Worlds Inc. v. Bungie, Inc.
903 F.3d 1237 (Fed Cir. 2018)
Back in September 2018, the Federal Circuit reversed the PTAB decision to invalidate U.S. Patent Nos. 7,945,856, 8,082,501, and 8,145,988 because the board had not adequately considered all real parties in interest during the inter partes reviews. All three patents relate to method and systems for displaying computer-generated avatars in a virtual world. Worlds Inc. owns all three patents. Bungie petitioned the PTAB to institute the IPRs and invalidate the three patents.
This case arises out of another case, Worlds Inc. v. Activision Publishing. In 2012, Worlds asserted a number of patents against Activision claiming games like Call of Duty infringed. At the time, Bungie was not a party to the litigation, but then in 2014, Worlds notified Activision of its intent to add Bungie, claiming the game Destiny also infringed. Bungie filed the petitions for the three IPRs six months after Activision received the notice. It is important to note that between 2012 and 2014 Activision had not filed any IPRs, which means its one-year deadline to file had lapsed. When Bungie filed its petition for IPR proceedings, it did not name Activision as a real party of interest. Worlds argued that Bungie should have named Activision as a real party in interest because of a Developer-Publisher agreement between the two video game companies. The PTAB rejected Worlds’ argument and went on to invalidate the patents. Worlds appealed to the Federal Circuit.

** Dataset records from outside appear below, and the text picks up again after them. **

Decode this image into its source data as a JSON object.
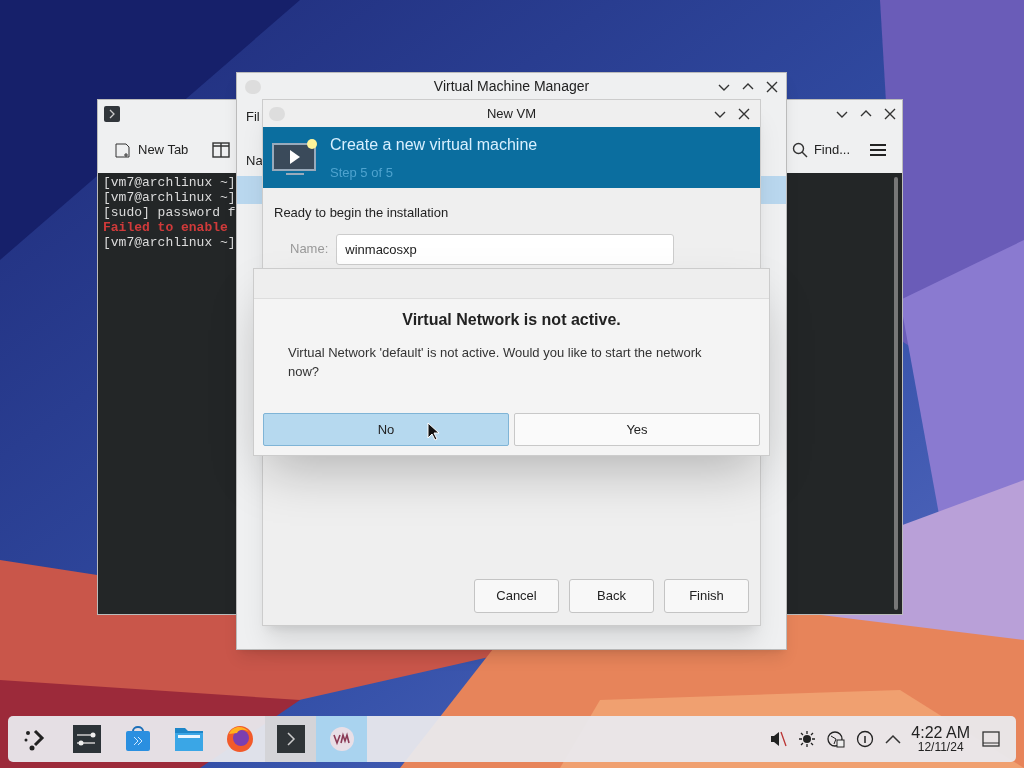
{
  "terminal": {
    "new_tab": "New Tab",
    "find": "Find...",
    "lines": [
      {
        "kind": "normal",
        "text": "[vm7@archlinux ~]"
      },
      {
        "kind": "normal",
        "text": "[vm7@archlinux ~]"
      },
      {
        "kind": "normal",
        "text": "[sudo] password f"
      },
      {
        "kind": "error",
        "text": "Failed to enable"
      },
      {
        "kind": "normal",
        "text": "[vm7@archlinux ~]"
      }
    ]
  },
  "vmm": {
    "title": "Virtual Machine Manager",
    "menu_item": "Fil",
    "column_header": "Na"
  },
  "new_vm": {
    "title": "New VM",
    "heading": "Create a new virtual machine",
    "step": "Step 5 of 5",
    "intro": "Ready to begin the installation",
    "name_label": "Name:",
    "name_value": "winmacosxp",
    "buttons": [
      "Cancel",
      "Back",
      "Finish"
    ]
  },
  "dialog": {
    "title": "Virtual Network is not active.",
    "message": "Virtual Network 'default' is not active. Would you like to start the network now?",
    "buttons": [
      {
        "label": "No",
        "selected": true
      },
      {
        "label": "Yes",
        "selected": false
      }
    ]
  },
  "taskbar": {
    "items": [
      {
        "kind": "launcher",
        "open": false,
        "selected": false
      },
      {
        "kind": "settings",
        "open": false,
        "selected": false
      },
      {
        "kind": "store",
        "open": false,
        "selected": false
      },
      {
        "kind": "files",
        "open": false,
        "selected": false
      },
      {
        "kind": "browser",
        "open": false,
        "selected": false
      },
      {
        "kind": "terminal",
        "open": true,
        "selected": false
      },
      {
        "kind": "vm",
        "open": true,
        "selected": true
      }
    ],
    "tray": [
      {
        "kind": "mute"
      },
      {
        "kind": "brightness"
      },
      {
        "kind": "network"
      },
      {
        "kind": "gauge"
      },
      {
        "kind": "expand"
      }
    ],
    "time": "4:22 AM",
    "date": "12/11/24"
  }
}
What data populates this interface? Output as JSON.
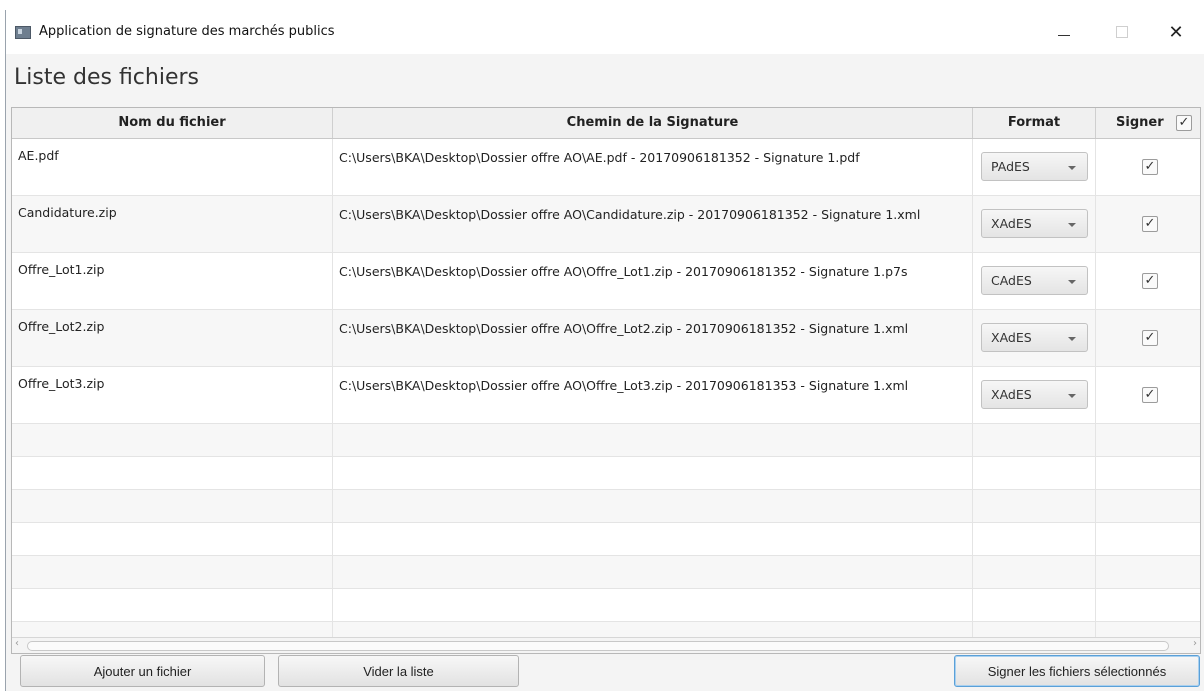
{
  "window": {
    "title": "Application de signature des marchés publics",
    "minimize_glyph": "",
    "close_glyph": "✕"
  },
  "page": {
    "heading": "Liste des fichiers"
  },
  "table": {
    "headers": {
      "name": "Nom du fichier",
      "path": "Chemin de la Signature",
      "format": "Format",
      "sign": "Signer"
    },
    "header_sign_checked": true,
    "rows": [
      {
        "name": "AE.pdf",
        "path": "C:\\Users\\BKA\\Desktop\\Dossier offre AO\\AE.pdf - 20170906181352 - Signature 1.pdf",
        "format": "PAdES",
        "checked": true
      },
      {
        "name": "Candidature.zip",
        "path": "C:\\Users\\BKA\\Desktop\\Dossier offre AO\\Candidature.zip - 20170906181352 - Signature 1.xml",
        "format": "XAdES",
        "checked": true
      },
      {
        "name": "Offre_Lot1.zip",
        "path": "C:\\Users\\BKA\\Desktop\\Dossier offre AO\\Offre_Lot1.zip - 20170906181352 - Signature 1.p7s",
        "format": "CAdES",
        "checked": true
      },
      {
        "name": "Offre_Lot2.zip",
        "path": "C:\\Users\\BKA\\Desktop\\Dossier offre AO\\Offre_Lot2.zip - 20170906181352 - Signature 1.xml",
        "format": "XAdES",
        "checked": true
      },
      {
        "name": "Offre_Lot3.zip",
        "path": "C:\\Users\\BKA\\Desktop\\Dossier offre AO\\Offre_Lot3.zip - 20170906181353 - Signature 1.xml",
        "format": "XAdES",
        "checked": true
      }
    ]
  },
  "buttons": {
    "add": "Ajouter un fichier",
    "clear": "Vider la liste",
    "sign": "Signer les fichiers sélectionnés"
  },
  "colors": {
    "focus_border": "#5aa0d8",
    "header_bg": "#f0f0f0"
  }
}
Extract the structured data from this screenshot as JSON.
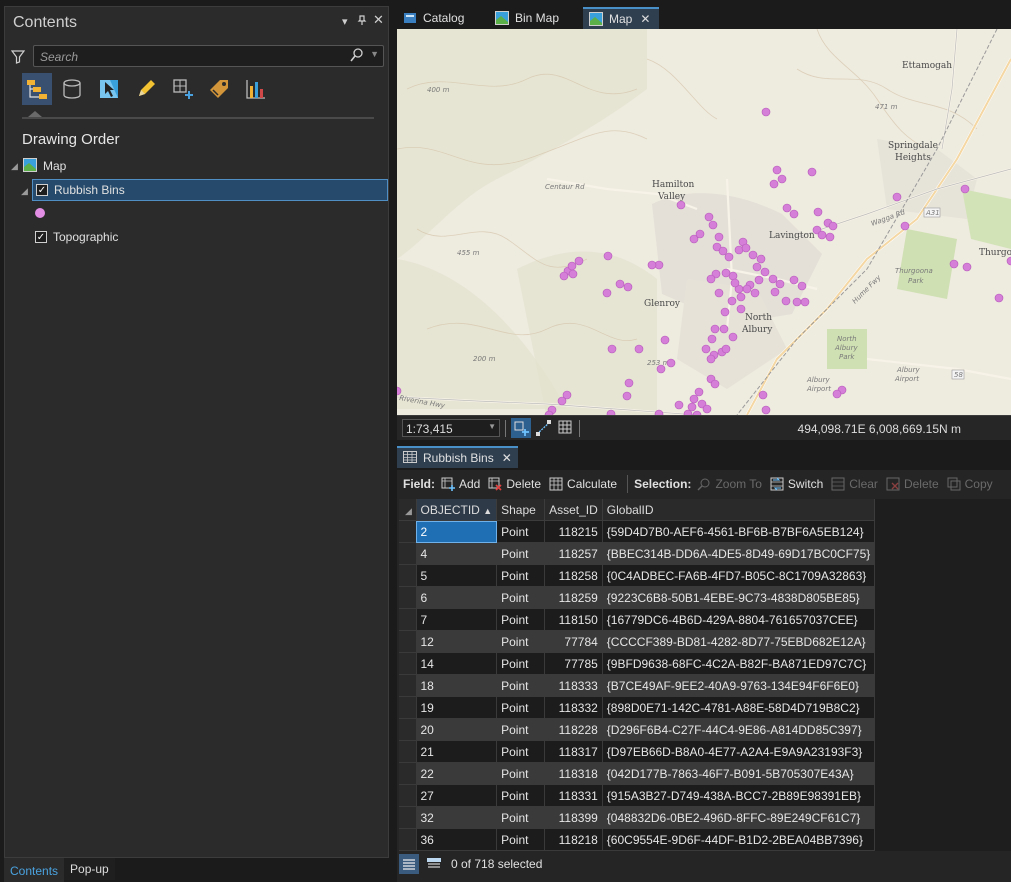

An IPR petition “may be considered only if . . . the petition identifies all real parties in interest.” 35 U.S.C. section 312(a)(2). Identifying real parties in interest becomes important in an IPR proceeding because it can affect whether the petition is subject to a time bar; therefore it is important who has the burden to prove who is a real party in interest. The Federal Circuit clarified that the burden to demonstrate the petition is not time-barred belongs to the petitioner. However, the PTAB may properly take the petition’s assertions regarding real parties in interest at face value until the patent owner can demonstrate some evidence that there may be an unnamed real party in interest. If the patent owner does present evidence of an omission of a real party, then the burden of persuasion requires the petitioner to prove it has satisfied its section 312(a)(2) requirements.
During the IPR proceedings, Worlds did present to the PTAB the Developer-Publisher agreement as evidence that Activision is a real party. In the agreement is a provision that requires legal reviews of a ‘Product’ to be cleared by Activision. Worlds argued that the IPRs constituted a legal review of a product, therefore, Activision would be able to dictate the direction of the proceedings, making it a real party in interest. The PTAB rejected these arguments and instead relied upon Bungie’s assertion that it was solely responsible for the IPRs. In reviewing the PTAB’s decision, the Federal Circuit seemed disturbed by the board’s reliance on Bungie’s assertions and more particularly the board’s refusal to place the burden back on Bungie after the agreement came to light. The Federal Circuit vacated the PTAB’s decision and remanded for reconsideration of the issue of whether Activision was a real party in interest, which would result in the petition being time barred.
This case is still ongoing and we will provide updates when available.